Zunächst widmet sich der Bericht jedoch der Intensivierung der EU-Militarisierung, indem er „fordert, dass das vorhandene Instrumentarium der Europäischen Union zur Krisenbewältigung weiterentwickelt […] und militärisch schlagkräftiger werden wird, da die Union nur so über die notwendigen Kräfte verfügen kann, die sie in die Lage versetzen, ihre einzigartigen Möglichkeiten in den Bereichen Konfliktverhütung und Konfliktbewältigung auszuschöpfen.“ (Absatz 4) Zu diesem Zweck unterstützt der Bericht u.a. „die Schaffung eines operationellen EU-Hauptquartiers unter der Leitung des Vizepräsidenten der Kommission/ des Hohen Vertreters, das den Auftrag hat, die militärischen ESVP-Operationen zu planen und durchzuführen.“ (Ziffer 23) Kern des Berichtes ist jedoch die Forderung nach einer Intensivierung der EUNATO- Kooperation. Grundtenor ist, „dass die Beziehungen zwischen der Europäischen Union und den Vereinigten Staaten gestärkt werden sollten.“ (Paragraf O) Hierfür sollte „die Synergie zwischen der EU und der NATO in bestimmten militärischen Bereichen durch gemeinsame Pilotvorhaben gestärkt werden.“ (Paragraf R) Mit dem Ausbau der EU-NATO-Zusammenarbeit soll eine neue Macht- und Arbeitsverteilung einhergehen: Die EU-Staaten sollen die USA künftig stärker militärisch unterstützen, im Gegenzug sollen die Vereinigten Staaten EU-Interessen künftig in deutlich größerem Maße als bislang berücksichtigen. Hierfür fordert der Bericht „einen spürbaren Anstieg des Anteils der gemeinsamen Kosten bei jeder Militäroperation der NATO und der Europäischen Union; stellt fest, dass sowohl was die Größenordnung angeht als auch was die Effizienz der Verteidigungsausgaben betrifft, ein großer Unterschied zwischen den europäischen Mitgliedern der NATO auf der einen Seite und den Vereinigten Staaten auf der anderen Seite besteht; fordert die Europäische Union auf, einen gerechteren Anteil an der Last zu tragen; fordert ferner die USA auf, mehr Bereitschaft an den Tag zu legen, ihre europäischen Verbündeten zu Fragen im Zusammenhang mit Frieden und Sicherheit zu konsultieren.“ (Ziffer 34)

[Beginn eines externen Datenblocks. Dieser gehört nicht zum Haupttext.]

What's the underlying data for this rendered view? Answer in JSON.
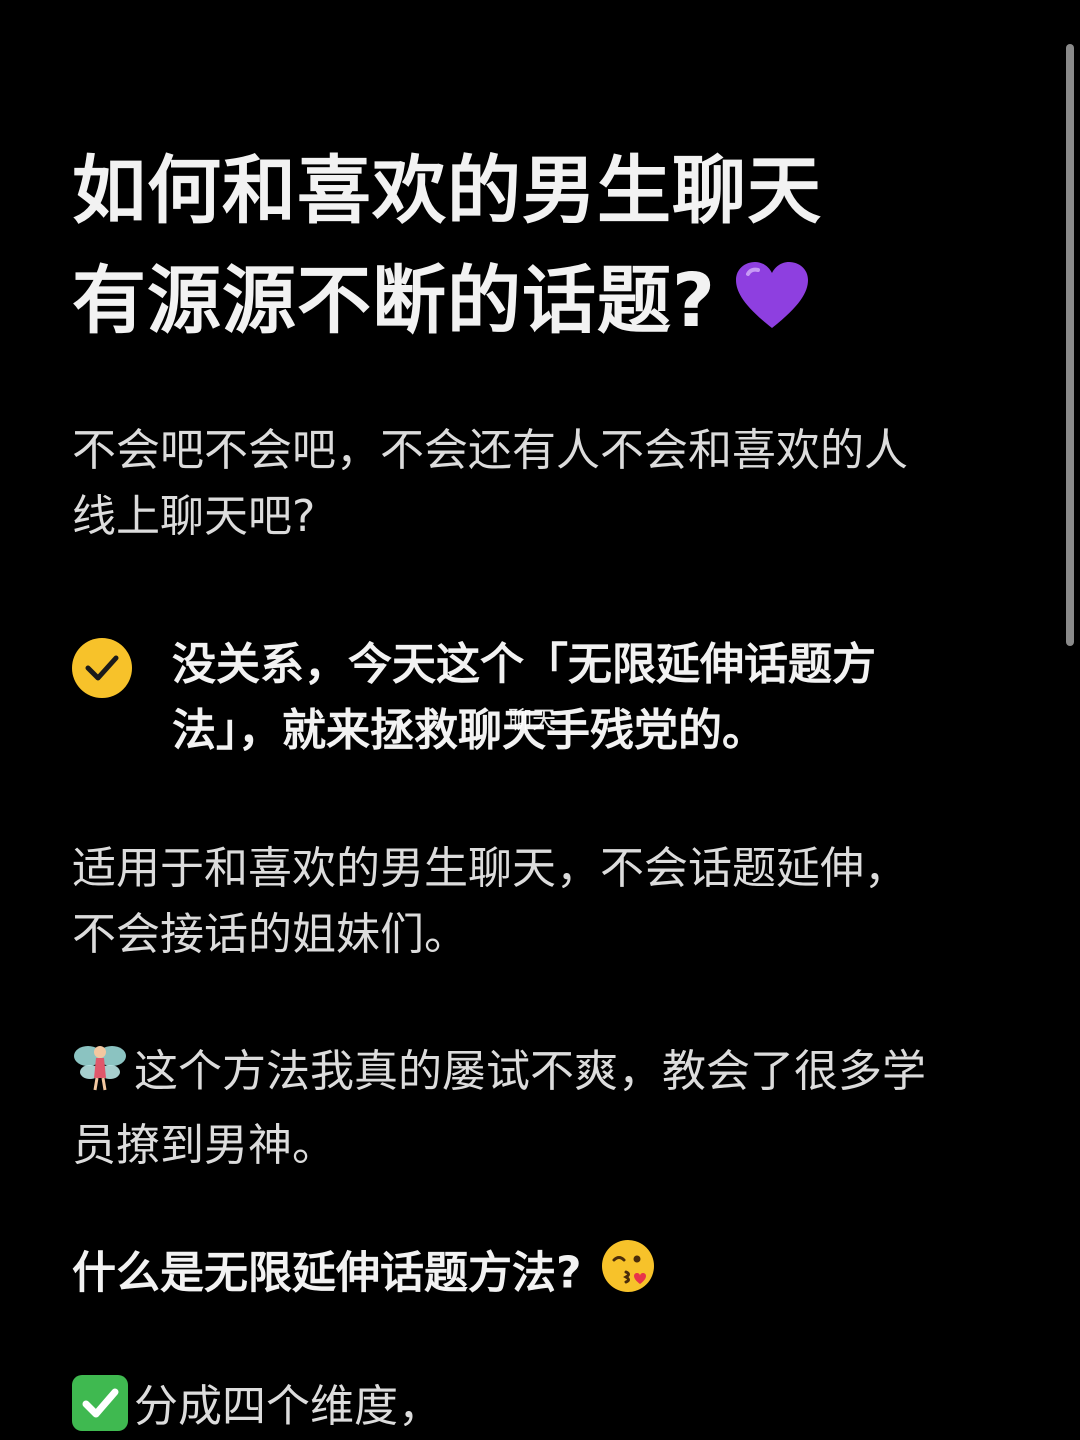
{
  "title": {
    "line1": "如何和喜欢的男生聊天",
    "line2": "有源源不断的话题?"
  },
  "intro": {
    "line1": "不会吧不会吧，不会还有人不会和喜欢的人",
    "line2": "线上聊天吧?"
  },
  "check_note": {
    "line1": "没关系，今天这个「无限延伸话题方",
    "line2": "法」，就来拯救聊天手残党的。"
  },
  "watermark": "聊天",
  "applies": {
    "line1": "适用于和喜欢的男生聊天，不会话题延伸，",
    "line2": "不会接话的姐妹们。"
  },
  "method": {
    "line1": "这个方法我真的屡试不爽，教会了很多学",
    "line2": "员撩到男神。"
  },
  "question": "什么是无限延伸话题方法?",
  "dimension": "分成四个维度，",
  "icons": {
    "heart": "purple-heart-icon",
    "check": "yellow-check-icon",
    "fairy": "fairy-icon",
    "kiss": "kiss-face-icon",
    "green_check": "green-check-icon"
  },
  "colors": {
    "background": "#000000",
    "check_yellow": "#f7c22a",
    "heart_purple": "#8e3fe0",
    "green_check": "#3fb950"
  }
}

Weiter pocht der Vatanen-Bericht darauf, dass die „Berlin-Plus-Vereinbarungen […] verbessert werden müssen.“ (Absatz 13) Dabei handelt es sich um ein im März 2003 verabschiedetes Abkommen, mit dem geregelt wurde, dass die Europäische Union für Militäreinsätze auf Kapazitäten der NATO zurückgreifen kann, wie dies etwa in Bosnien geschieht.

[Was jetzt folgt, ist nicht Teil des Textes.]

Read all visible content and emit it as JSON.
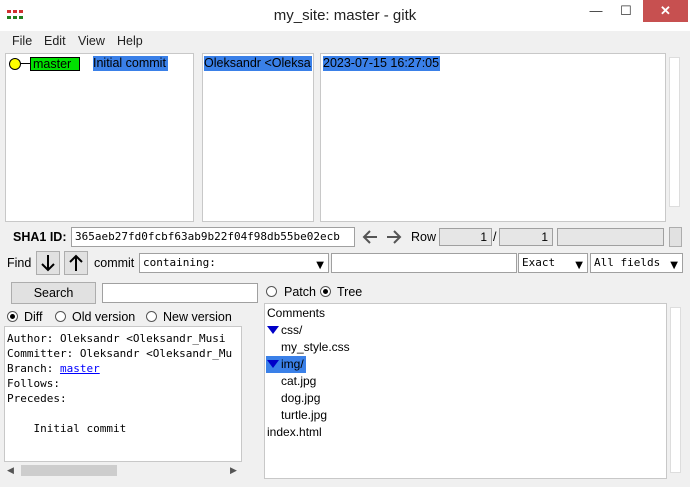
{
  "window": {
    "title": "my_site: master - gitk",
    "minimize": "—",
    "maximize": "☐",
    "close": "✕"
  },
  "menu": [
    "File",
    "Edit",
    "View",
    "Help"
  ],
  "commit_list": {
    "branch": "master",
    "message": "Initial commit",
    "author": "Oleksandr <Oleksa",
    "date": "2023-07-15 16:27:05"
  },
  "sha_bar": {
    "label": "SHA1 ID:",
    "value": "365aeb27fd0fcbf63ab9b22f04f98db55be02ecb",
    "row_label": "Row",
    "row_current": "1",
    "row_sep": "/",
    "row_total": "1"
  },
  "find_bar": {
    "label": "Find",
    "commit_label": "commit",
    "type_value": "containing:",
    "mode_value": "Exact",
    "fields_value": "All fields"
  },
  "search": {
    "button_label": "Search"
  },
  "diff_options": {
    "diff": "Diff",
    "old_version": "Old version",
    "new_version": "New version",
    "selected": "Diff"
  },
  "view_options": {
    "patch": "Patch",
    "tree": "Tree",
    "selected": "Tree"
  },
  "details": {
    "author_line": "Author: Oleksandr <Oleksandr_Musi",
    "committer_line": "Committer: Oleksandr <Oleksandr_Mu",
    "branch_label": "Branch: ",
    "branch_link": "master",
    "follows": "Follows:",
    "precedes": "Precedes:",
    "message": "    Initial commit"
  },
  "file_tree": {
    "comments": "Comments",
    "folder1": "css/",
    "file1": "my_style.css",
    "folder2": "img/",
    "file2": "cat.jpg",
    "file3": "dog.jpg",
    "file4": "turtle.jpg",
    "file5": "index.html"
  },
  "colors": {
    "selection": "#3a80e8",
    "branch_tag": "#00e000",
    "commit_dot": "#ffff00",
    "tree_arrow": "#0000c8"
  }
}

Besonders delikat ist in diesem Zusammenhang, dass und wie der Bericht versucht, einen erheblichen Stolperstein für die Intensivierung der NATO-EU-Zusammenarbeit aus dem Weg zu räumen. Denn für den Austausch sensibler Informationen bei strategischen Treffen ist die Teilnahme am NATO-Programm „Partnerschaft für den Frieden“ (PfP) die Mindestanforderung. Da Zypern als einziges EU-Land weder NATO-Mitglied ist noch an PfP teilnimmt, wird dem Land der Zutritt zu diesen Treffen verweigert, gleichzeitig muss aber deshalb bislang die gesamte östliche Ägäis aus Berlin-Plus ausgeklammert bleiben. Auch in anderen Bereichen steht die zypriotische Position einer deutlichen Stärkung der NATO-EU-Kooperation im Weg. Deshalb legt der Vatanen-Bericht „Zypern als einem EU-Mitgliedstaat nahe, seine politische Haltung zu seiner Mitgliedschaft in der Partnerschaft für Frieden zu überdenken.“ (Absatz 40) Dies könnte auch den Weg ebnen, um Berlin-Plus auf breiter Front auszubauen, u.a. indem ein umgekehrtes Verfahren etablieren wird, bei dem die NATO für ihre Kriege künftig grundsätzlich Zugriff auf zivile Fähigkeiten der EU erhalten soll („Berlin-Plus-Reverse“). Der zypriotische Präsident Dimitris Christophias stellte in Moskau die Position der zypriotischen Regierung gegen eine Mitgliedschaft Zyperns in PfP-Programm klar: „Die NATO ist ein Bündniss, das der Vergangenheit angehören sollte.“ Für einen EU-Staatschef ungewöhnlich klares Statement gegen die NATO.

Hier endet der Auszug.